Anyway, you're right to close this issue.

LeventErkok commented 4 years ago

Modeling through SWordN for some suitable N might work indeed. But this isn't in the spirit of SBV, or I'd say even Haskell. It's akin to modeling Bool as an Int. With sufficient discipline, I guess you can make it work, but you'll be leaving the type-safety on the floor. (This'll look like programming in Perl or Python..) Too bad this seems to be your only recourse.

georgefst commented 4 years ago

Oh, there's no question about that - this is a horrifically un-Haskell-y thing to do. But I've reached a point where I need to be pragmatic due to time constraints.

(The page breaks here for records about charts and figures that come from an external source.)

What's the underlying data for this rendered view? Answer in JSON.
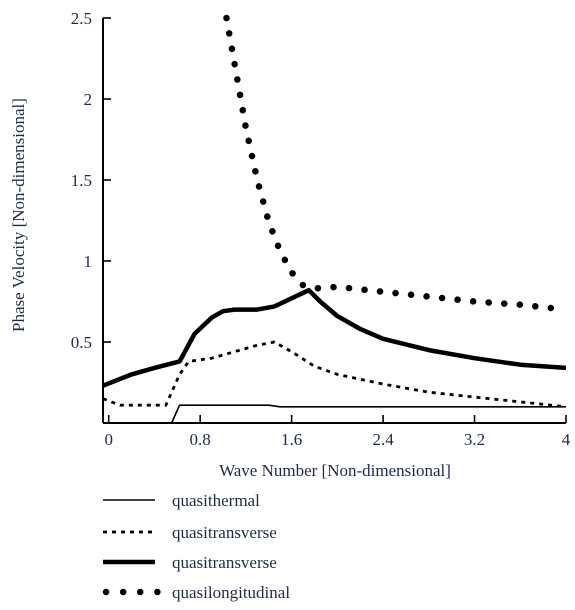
{
  "chart_data": {
    "type": "line",
    "title": "",
    "xlabel": "Wave Number [Non-dimensional]",
    "ylabel": "Phase Velocity [Non-dimensional]",
    "xlim": [
      -0.05,
      4.0
    ],
    "ylim": [
      0.0,
      2.5
    ],
    "x_ticks": [
      0,
      0.8,
      1.6,
      2.4,
      3.2,
      4
    ],
    "x_tick_labels": [
      "0",
      "0.8",
      "1.6",
      "2.4",
      "3.2",
      "4"
    ],
    "y_ticks": [
      0.5,
      1,
      1.5,
      2,
      2.5
    ],
    "y_tick_labels": [
      "0.5",
      "1",
      "1.5",
      "2",
      "2.5"
    ],
    "grid": false,
    "legend_position": "bottom",
    "line_color": "#000000",
    "series": [
      {
        "name": "quasithermal",
        "style": "thin-solid",
        "points": [
          [
            -0.05,
            0.0
          ],
          [
            0.55,
            0.0
          ],
          [
            0.62,
            0.11
          ],
          [
            1.4,
            0.11
          ],
          [
            1.5,
            0.1
          ],
          [
            4.0,
            0.1
          ]
        ]
      },
      {
        "name": "quasitransverse",
        "style": "dashed",
        "points": [
          [
            -0.05,
            0.15
          ],
          [
            0.1,
            0.11
          ],
          [
            0.5,
            0.11
          ],
          [
            0.62,
            0.3
          ],
          [
            0.7,
            0.38
          ],
          [
            0.9,
            0.4
          ],
          [
            1.1,
            0.44
          ],
          [
            1.3,
            0.48
          ],
          [
            1.45,
            0.5
          ],
          [
            1.6,
            0.44
          ],
          [
            1.8,
            0.35
          ],
          [
            2.0,
            0.3
          ],
          [
            2.4,
            0.24
          ],
          [
            2.8,
            0.19
          ],
          [
            3.2,
            0.16
          ],
          [
            3.6,
            0.13
          ],
          [
            4.0,
            0.1
          ]
        ]
      },
      {
        "name": "quasitransverse",
        "style": "thick-solid",
        "points": [
          [
            -0.05,
            0.23
          ],
          [
            0.2,
            0.3
          ],
          [
            0.4,
            0.34
          ],
          [
            0.62,
            0.38
          ],
          [
            0.75,
            0.55
          ],
          [
            0.9,
            0.65
          ],
          [
            1.0,
            0.69
          ],
          [
            1.1,
            0.7
          ],
          [
            1.3,
            0.7
          ],
          [
            1.45,
            0.72
          ],
          [
            1.6,
            0.77
          ],
          [
            1.75,
            0.82
          ],
          [
            1.85,
            0.75
          ],
          [
            2.0,
            0.66
          ],
          [
            2.2,
            0.58
          ],
          [
            2.4,
            0.52
          ],
          [
            2.8,
            0.45
          ],
          [
            3.2,
            0.4
          ],
          [
            3.6,
            0.36
          ],
          [
            4.0,
            0.34
          ]
        ]
      },
      {
        "name": "quasilongitudinal",
        "style": "dotted",
        "points": [
          [
            1.03,
            2.5
          ],
          [
            1.1,
            2.22
          ],
          [
            1.2,
            1.82
          ],
          [
            1.3,
            1.5
          ],
          [
            1.4,
            1.24
          ],
          [
            1.5,
            1.06
          ],
          [
            1.6,
            0.93
          ],
          [
            1.7,
            0.85
          ],
          [
            1.8,
            0.83
          ],
          [
            2.0,
            0.84
          ],
          [
            2.4,
            0.81
          ],
          [
            2.8,
            0.78
          ],
          [
            3.2,
            0.75
          ],
          [
            3.6,
            0.73
          ],
          [
            4.0,
            0.7
          ]
        ]
      }
    ]
  }
}
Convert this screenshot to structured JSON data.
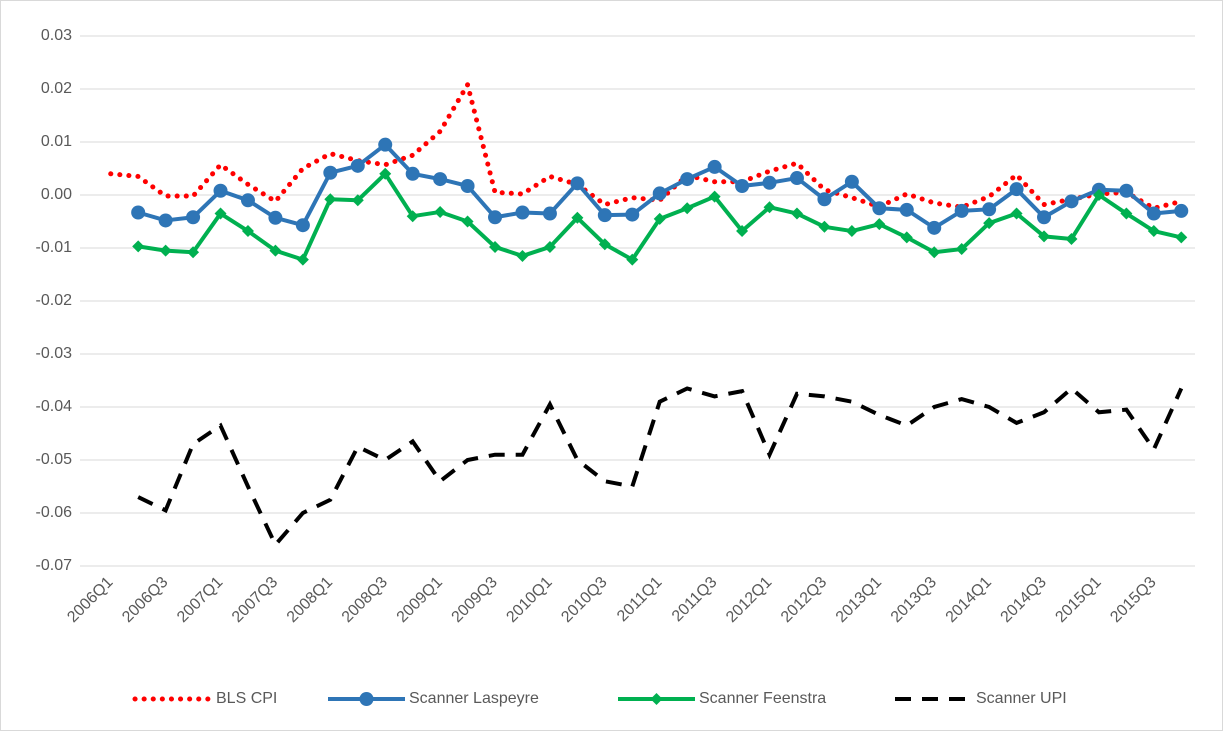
{
  "chart_data": {
    "type": "line",
    "categories": [
      "2006Q1",
      null,
      "2006Q3",
      null,
      "2007Q1",
      null,
      "2007Q3",
      null,
      "2008Q1",
      null,
      "2008Q3",
      null,
      "2009Q1",
      null,
      "2009Q3",
      null,
      "2010Q1",
      null,
      "2010Q3",
      null,
      "2011Q1",
      null,
      "2011Q3",
      null,
      "2012Q1",
      null,
      "2012Q3",
      null,
      "2013Q1",
      null,
      "2013Q3",
      null,
      "2014Q1",
      null,
      "2014Q3",
      null,
      "2015Q1",
      null,
      "2015Q3",
      null
    ],
    "series": [
      {
        "name": "BLS CPI",
        "color": "#ff0000",
        "dash": "dotted",
        "values": [
          0.004,
          0.0035,
          -0.0002,
          -0.0002,
          0.0057,
          0.002,
          -0.0012,
          0.005,
          0.0078,
          0.0065,
          0.0057,
          0.0075,
          0.012,
          0.0208,
          0.0005,
          0.0002,
          0.0035,
          0.002,
          -0.0018,
          -0.0005,
          -0.001,
          0.0037,
          0.0025,
          0.0025,
          0.0045,
          0.006,
          0.001,
          -0.0005,
          -0.0022,
          0.0002,
          -0.0015,
          -0.0023,
          -0.0003,
          0.0038,
          -0.0018,
          -0.0008,
          0.0002,
          0.0005,
          -0.0025,
          -0.0012
        ]
      },
      {
        "name": "Scanner Laspeyre",
        "color": "#2e75b6",
        "dash": "solid",
        "marker": "circle",
        "values": [
          null,
          -0.0033,
          -0.0048,
          -0.0042,
          0.0008,
          -0.001,
          -0.0043,
          -0.0057,
          0.0042,
          0.0055,
          0.0095,
          0.004,
          0.003,
          0.0017,
          -0.0042,
          -0.0033,
          -0.0035,
          0.0022,
          -0.0038,
          -0.0037,
          0.0003,
          0.003,
          0.0053,
          0.0017,
          0.0023,
          0.0032,
          -0.0008,
          0.0025,
          -0.0025,
          -0.0028,
          -0.0062,
          -0.003,
          -0.0027,
          0.0011,
          -0.0042,
          -0.0012,
          0.001,
          0.0008,
          -0.0035,
          -0.003
        ]
      },
      {
        "name": "Scanner Feenstra",
        "color": "#00b050",
        "dash": "solid",
        "marker": "diamond",
        "values": [
          null,
          -0.0097,
          -0.0105,
          -0.0108,
          -0.0035,
          -0.0068,
          -0.0105,
          -0.0122,
          -0.0008,
          -0.001,
          0.004,
          -0.004,
          -0.0032,
          -0.005,
          -0.0098,
          -0.0115,
          -0.0098,
          -0.0043,
          -0.0093,
          -0.0122,
          -0.0045,
          -0.0025,
          -0.0003,
          -0.0068,
          -0.0023,
          -0.0035,
          -0.006,
          -0.0068,
          -0.0055,
          -0.008,
          -0.0108,
          -0.0102,
          -0.0053,
          -0.0035,
          -0.0078,
          -0.0083,
          0,
          -0.0035,
          -0.0068,
          -0.008
        ]
      },
      {
        "name": "Scanner UPI",
        "color": "#000000",
        "dash": "dashed",
        "values": [
          null,
          -0.057,
          -0.0595,
          -0.047,
          -0.0435,
          -0.055,
          -0.066,
          -0.06,
          -0.0575,
          -0.0475,
          -0.05,
          -0.0465,
          -0.054,
          -0.05,
          -0.049,
          -0.049,
          -0.0395,
          -0.05,
          -0.054,
          -0.055,
          -0.039,
          -0.0365,
          -0.038,
          -0.037,
          -0.049,
          -0.0375,
          -0.038,
          -0.039,
          -0.0415,
          -0.0435,
          -0.04,
          -0.0385,
          -0.04,
          -0.043,
          -0.041,
          -0.0365,
          -0.041,
          -0.0405,
          -0.048,
          -0.0365
        ]
      }
    ],
    "ylim": [
      -0.07,
      0.03
    ],
    "yticks": [
      -0.07,
      -0.06,
      -0.05,
      -0.04,
      -0.03,
      -0.02,
      -0.01,
      {
        "value": 0,
        "label": "0.00"
      },
      0.01,
      0.02,
      0.03
    ],
    "grid": true,
    "legend": "bottom"
  }
}
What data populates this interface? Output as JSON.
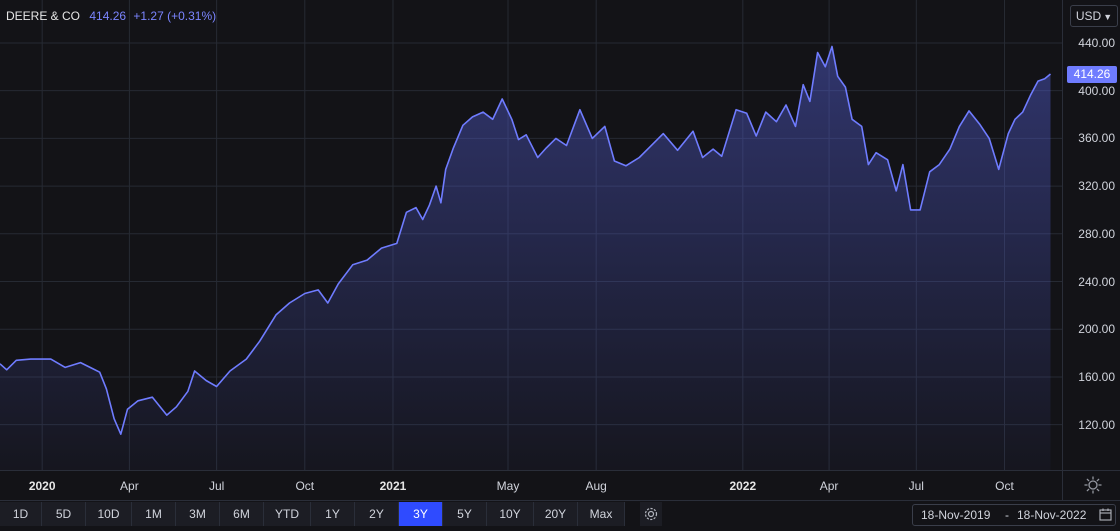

The goal here is performing various kinds of analysis of software requirements entered in a bespoke, high-level language. The tool was already written in Haskell before we decided that SMT-based analysis would be added, so we opted to use sbv, but I've been aware all along that this isn't quite aligned with the sbv synopsis:

Express properties about Haskell programs and automatically prove them using SMT solvers.

Up until now, this hadn't been a problem and the existing sbv-based code feels very elegant. Indeed I hadn't realised at the start of this project that we'd need to deal with user-defined types.

I guess perhaps what we really need is a slightly lower-level Haskell interface to smtlib, but sbv seemed by far the best option out there. I considered the direct Z3 bindings but, although we're using Z3 right now, we want to be able to easily switch solvers.

Anyway, FWIW, the tool I'm building is partly a replacement for an older one in which even Bools were modelled as Int (and that sort of thing isn't why we're replacing it, at least not directly). And there have been recent discussions about whether we should, for example, allow implicit casting between enums and Int in the requirements language. So I'm not exactly winning the 'strong types' argument...

LeventErkok commented 4 years ago

Best of luck with that! Feel free to ping if you run into any other SBV related issues.